Temizlik sadece dışarıda değil içeride de olmalıdır. Diyelim ki dışarıdan bir şekilde vücudumuzu temiz tutabiliyoruz ama düşüncelerimizi temiz tutmak çok zor çünkü küfür etmek, kötü bir şey söylemek istiyoruz ama kendimiz hakkında değil. Kötü şeyler söylemenin ve saygın bir insan olarak kalmanın birkaç yolu vardır. Bir kişi, düşüncenin yardımıyla kendisindeki kirliliği gidermek istemezse, ancak kötü arzularla, kötü eylemlerle bir miktar temasa geçmişse, etrafındakilerde kötü bir şey görmüşse, ağızda kötü bir tat kalır. Kişi bu kötü duyguyu kötü şeyler hakkında bir sohbete dönüştürür. “Kötü” olan kim? Hükümet, tanınmış kişiler, komşular, patronlar ve çevredeki insanlar ile iş arkadaşları. Diyelim ki kötüler ama neden şimdi konuşmak istiyorsunuz, neden yarın olmasın?

Böyle bir deney yapalım. Birisi hakkında kötü bir şey söylemek istedin. Yarına kadar erteleyin. İstemiyorum, şimdi istiyorum, neden? Çünkü pislik içeride. Başkaları hakkında kötü konuşan kişi, düşünce saflığı denilen çilecilik ilkesine uymaz. Bir kişi saflık ilkesine uymazsa bu neye yol açar? İnsanlara karşı kötü davranışlarda bulunsun veya bulunmasın toplumdaki saygınlığını kaybeder, itibarı zedelenir.

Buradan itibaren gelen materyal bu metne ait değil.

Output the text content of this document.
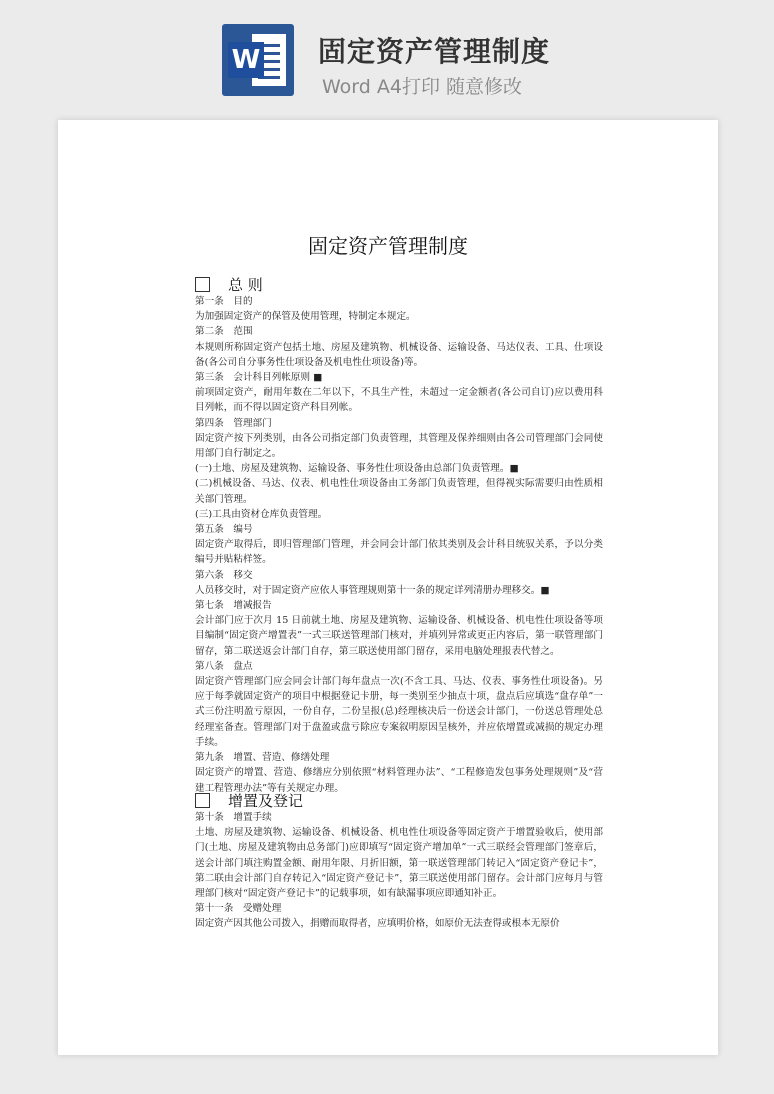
W 固定资产管理制度
Word A4打印 随意修改
固定资产管理制度
总 则

第一条　目的

为加强固定资产的保管及使用管理，特制定本规定。

第二条　范围

本规则所称固定资产包括土地、房屋及建筑物、机械设备、运输设备、马达仪表、工具、仕项设备(各公司自分事务性仕项设备及机电性仕项设备)等。

第三条　会计科目列帐原则 ■

前项固定资产，耐用年数在二年以下，不具生产性，未超过一定金额者(各公司自订)应以费用科目列帐，而不得以固定资产科目列帐。

第四条　管理部门

固定资产按下列类别，由各公司指定部门负责管理，其管理及保养细则由各公司管理部门会同使用部门自行制定之。

(一)土地、房屋及建筑物、运输设备、事务性仕项设备由总部门负责管理。■

(二)机械设备、马达、仪表、机电性仕项设备由工务部门负责管理，但得视实际需要归由性质相关部门管理。

(三)工具由资材仓库负责管理。

第五条　编号

固定资产取得后，即归管理部门管理，并会同会计部门依其类别及会计科目统驭关系，予以分类编号并贴粘样签。

第六条　移交

人员移交时，对于固定资产应依人事管理规则第十一条的规定详列清册办理移交。■

第七条　增减报告

会计部门应于次月 15 日前就土地、房屋及建筑物、运输设备、机械设备、机电性仕项设备等项目编制“固定资产增置表”一式三联送管理部门核对，并填列异常或更正内容后，第一联管理部门留存，第二联送返会计部门自存，第三联送使用部门留存，采用电脑处理报表代替之。

第八条　盘点

固定资产管理部门应会同会计部门每年盘点一次(不含工具、马达、仪表、事务性仕项设备)。另应于每季就固定资产的项目中根据登记卡册，每一类别至少抽点十项，盘点后应填选“盘存单”一式三份注明盈亏原因，一份自存，二份呈报(总)经理核决后一份送会计部门，一份送总管理处总经理室备查。管理部门对于盘盈或盘亏除应专案叙明原因呈核外，并应依增置或减损的规定办理手续。

第九条　增置、营造、修缮处理

固定资产的增置、营造、修缮应分别依照“材料管理办法”、“工程修造发包事务处理规则”及“营建工程管理办法”等有关规定办理。

增置及登记

第十条　增置手续

土地、房屋及建筑物、运输设备、机械设备、机电性仕项设备等固定资产于增置验收后，使用部门(土地、房屋及建筑物由总务部门)应即填写“固定资产增加单”一式三联经会管理部门签章后，送会计部门填注购置金额、耐用年限、月折旧额，第一联送管理部门转记入“固定资产登记卡”，第二联由会计部门自存转记入“固定资产登记卡”，第三联送使用部门留存。会计部门应每月与管理部门核对“固定资产登记卡”的记载事项，如有缺漏事项应即通知补正。

第十一条　受赠处理

固定资产因其他公司拨入，捐赠而取得者，应填明价格，如原价无法查得或根本无原价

Diyelim ki bir kişi liderdir, iyi bir itibara ihtiyacı vardır. Kimin iyi bir itibara ihtiyacı yoktur? Nerede çalışırsak çalışalım etrafımız hâlâ insanlarla dolu. Herkesin iyi bir itibara ihtiyacı vardır. İtibarınızı en çok ne mahvedebilir? Birisi hakkında kötü sözler söylediğimiz gerçeğinin, kimin hakkında olduğu bile önemli değil. Diyelim ki hükümet kötü ama sürekli bunu konuşursak ne değişir? Hiçbir şey değişmeyecek. Yoksa değişecek mi? Sadece kıkırdamanın ne anlamı var? Sinirlerini mi bozdun? Hiç bir anlamı yok. Devlet başkanı tüm halkın beklentileri doğrultusunda seçiliyor. Bu sandığımız kadar kolay olmuyor. İnsanlar birbirleri hakkında iyi düşünmeye başlarlarsa, o zaman eyalet genelinde refah hüküm sürer. Düşünce kültürü, düşünce saflığı toplumsal tutumları doğurur. "Çevremizdeki insanlar kötü olduğu için kötü bir hayatımız var" diyorsunuz. Neden böyle bir topluma düştüm? Bu ülkeye neden geldim? Çünkü geçmiş yaşamımda en iyi şekilde davranmadım ve insanların da benzer şekilde davrandığı bir yerde doğdum - başkaları hakkında kötü konuşuyorlar ve kötü düşünüyorlar. Bu beladan nasıl kurtuluruz? Bunu kendimiz yapmayı bırakmalıyız. Ve bir süre sonra etrafımızda herkes hakkında iyi konuşacak, kimsenin arkasından kötü konuşmayacak insanlar çıkacak.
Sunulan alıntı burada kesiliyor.